A few of my values about the importance of home:
- I believe in treating each other with kindness and respect.
- I believe in listening, helping when needed, offering a long hug when someone is hurting.
- When someone does something we don’t like or appreciate, we don’t lash out, but instead still treat each other with kindness and respect.
- When we’re hungry or tired or irritable, we share how we feel and take needed space, but we still treat each other with kindness and respect.
- When we’re angry, we count to ten and use words to help articulate what upsets us, and still treat each other with kindness and respect.
Of course, these are values that are often broken. You can bet that these don’t always work or help, even the mom :), but at least we all know the core value we share at home: that we all are human beings struggling to make our way through life who belong to each other and support each other, and believe in treating each other with kindness and respect.
So, to answer the question: How is the transition going for me and my family?
- Well, we’ve been living in a hotel room for the last several weeks, and will be elated to soon be in our new (used, of course) house.
- My sons are keeping their chins up, making friends, acclimating to a much more rigorous school with much more challenging homework and are still smiling … most of the time, and I must add, with the help of a generous dose of basketball.
- My husband is a saint who packed up the house, sold the cars (both in a very adverse country), and traveled for work to finish up projects all over Europe in the meantime. I love him dearly and deeply. I can’t wait to have him home.
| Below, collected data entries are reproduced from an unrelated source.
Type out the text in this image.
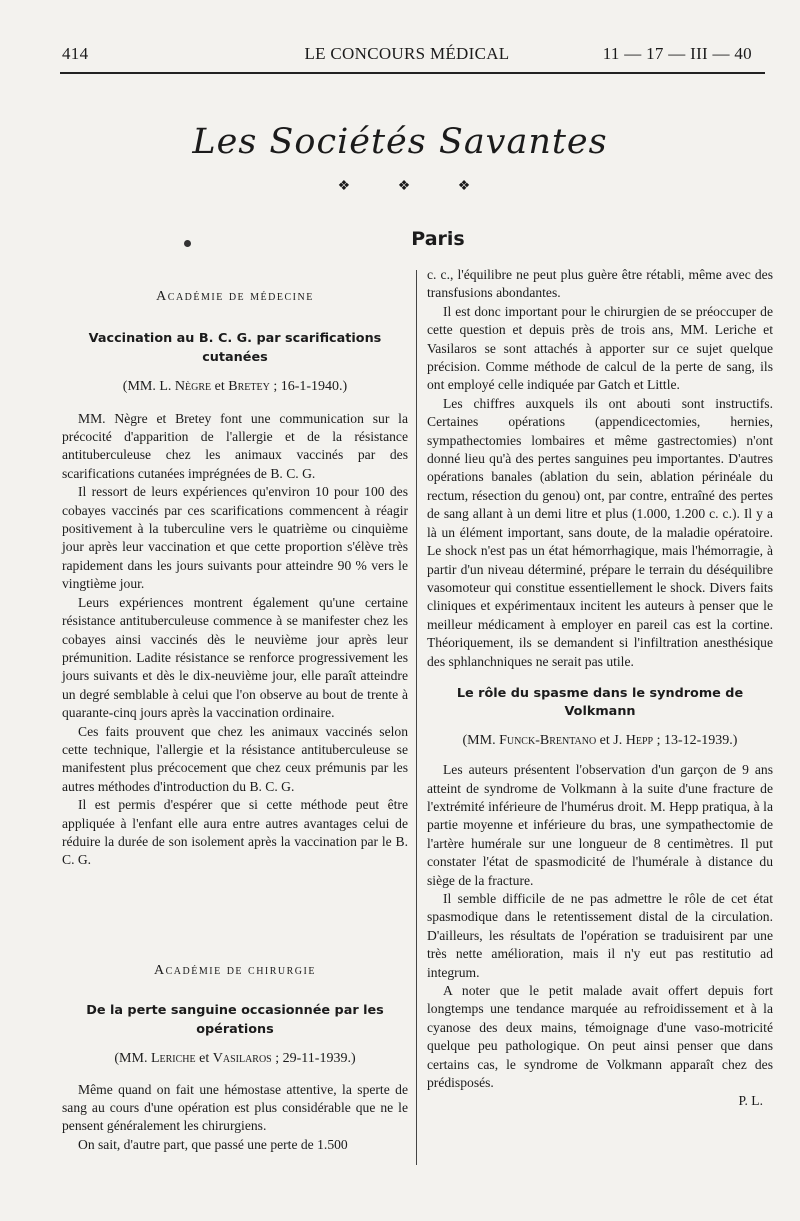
414	LE CONCOURS MÉDICAL	11 — 17 — III — 40
Les Sociétés Savantes
❖ ❖ ❖
Paris

Académie de médecine

Vaccination au B. C. G. par scarifications cutanées

(MM. L. Nègre et Bretey ; 16-1-1940.)

MM. Nègre et Bretey font une communication sur la précocité d'apparition de l'allergie et de la résistance antituberculeuse chez les animaux vaccinés par des scarifications cutanées imprégnées de B. C. G.

Il ressort de leurs expériences qu'environ 10 pour 100 des cobayes vaccinés par ces scarifications commencent à réagir positivement à la tuberculine vers le quatrième ou cinquième jour après leur vaccination et que cette proportion s'élève très rapidement dans les jours suivants pour atteindre 90 % vers le vingtième jour.

Leurs expériences montrent également qu'une certaine résistance antituberculeuse commence à se manifester chez les cobayes ainsi vaccinés dès le neuvième jour après leur prémunition. Ladite résistance se renforce progressivement les jours suivants et dès le dix-neuvième jour, elle paraît atteindre un degré semblable à celui que l'on observe au bout de trente à quarante-cinq jours après la vaccination ordinaire.

Ces faits prouvent que chez les animaux vaccinés selon cette technique, l'allergie et la résistance antituberculeuse se manifestent plus précocement que chez ceux prémunis par les autres méthodes d'introduction du B. C. G.

Il est permis d'espérer que si cette méthode peut être appliquée à l'enfant elle aura entre autres avantages celui de réduire la durée de son isolement après la vaccination par le B. C. G.

Académie de chirurgie

De la perte sanguine occasionnée par les opérations

(MM. Leriche et Vasilaros ; 29-11-1939.)

Même quand on fait une hémostase attentive, la sperte de sang au cours d'une opération est plus considérable que ne le pensent généralement les chirurgiens.

On sait, d'autre part, que passé une perte de 1.500

c. c., l'équilibre ne peut plus guère être rétabli, même avec des transfusions abondantes.

Il est donc important pour le chirurgien de se préoccuper de cette question et depuis près de trois ans, MM. Leriche et Vasilaros se sont attachés à apporter sur ce sujet quelque précision. Comme méthode de calcul de la perte de sang, ils ont employé celle indiquée par Gatch et Little.

Les chiffres auxquels ils ont abouti sont instructifs. Certaines opérations (appendicectomies, hernies, sympathectomies lombaires et même gastrectomies) n'ont donné lieu qu'à des pertes sanguines peu importantes. D'autres opérations banales (ablation du sein, ablation périnéale du rectum, résection du genou) ont, par contre, entraîné des pertes de sang allant à un demi litre et plus (1.000, 1.200 c. c.). Il y a là un élément important, sans doute, de la maladie opératoire. Le shock n'est pas un état hémorrhagique, mais l'hémorragie, à partir d'un niveau déterminé, prépare le terrain du déséquilibre vasomoteur qui constitue essentiellement le shock. Divers faits cliniques et expérimentaux incitent les auteurs à penser que le meilleur médicament à employer en pareil cas est la cortine. Théoriquement, ils se demandent si l'infiltration anesthésique des sphlanchniques ne serait pas utile.

Le rôle du spasme dans le syndrome de Volkmann

(MM. Funck-Brentano et J. Hepp ; 13-12-1939.)

Les auteurs présentent l'observation d'un garçon de 9 ans atteint de syndrome de Volkmann à la suite d'une fracture de l'extrémité inférieure de l'humérus droit. M. Hepp pratiqua, à la partie moyenne et inférieure du bras, une sympathectomie de l'artère humérale sur une longueur de 8 centimètres. Il put constater l'état de spasmodicité de l'humérale à distance du siège de la fracture.

Il semble difficile de ne pas admettre le rôle de cet état spasmodique dans le retentissement distal de la circulation. D'ailleurs, les résultats de l'opération se traduisirent par une très nette amélioration, mais il n'y eut pas restitutio ad integrum.

A noter que le petit malade avait offert depuis fort longtemps une tendance marquée au refroidissement et à la cyanose des deux mains, témoignage d'une vaso-motricité quelque peu pathologique. On peut ainsi penser que dans certains cas, le syndrome de Volkmann apparaît chez des prédisposés.

P. L.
- The dog and cat have been living in a pet hotel for the past several weeks, and we’ve been visiting them daily for walks and snuggles.
- And me? Well, I’m ready to have a writing chair and time to sit my bottom in it on a daily basis. My work-in-progress novel is calling. I believe the time and mental space will come, soon. For now, I’m enjoying the US again, immensely.
As with the rest of life, every day is tough and challenging, and people can be cruel. It happens, often. Believe me. But, the transition and move is going well. Moving can solidify a family and home. It is, I believe, for us. I attribute it to a solid foundation of love, built with kindness and respect, that make up a safe place called HOME.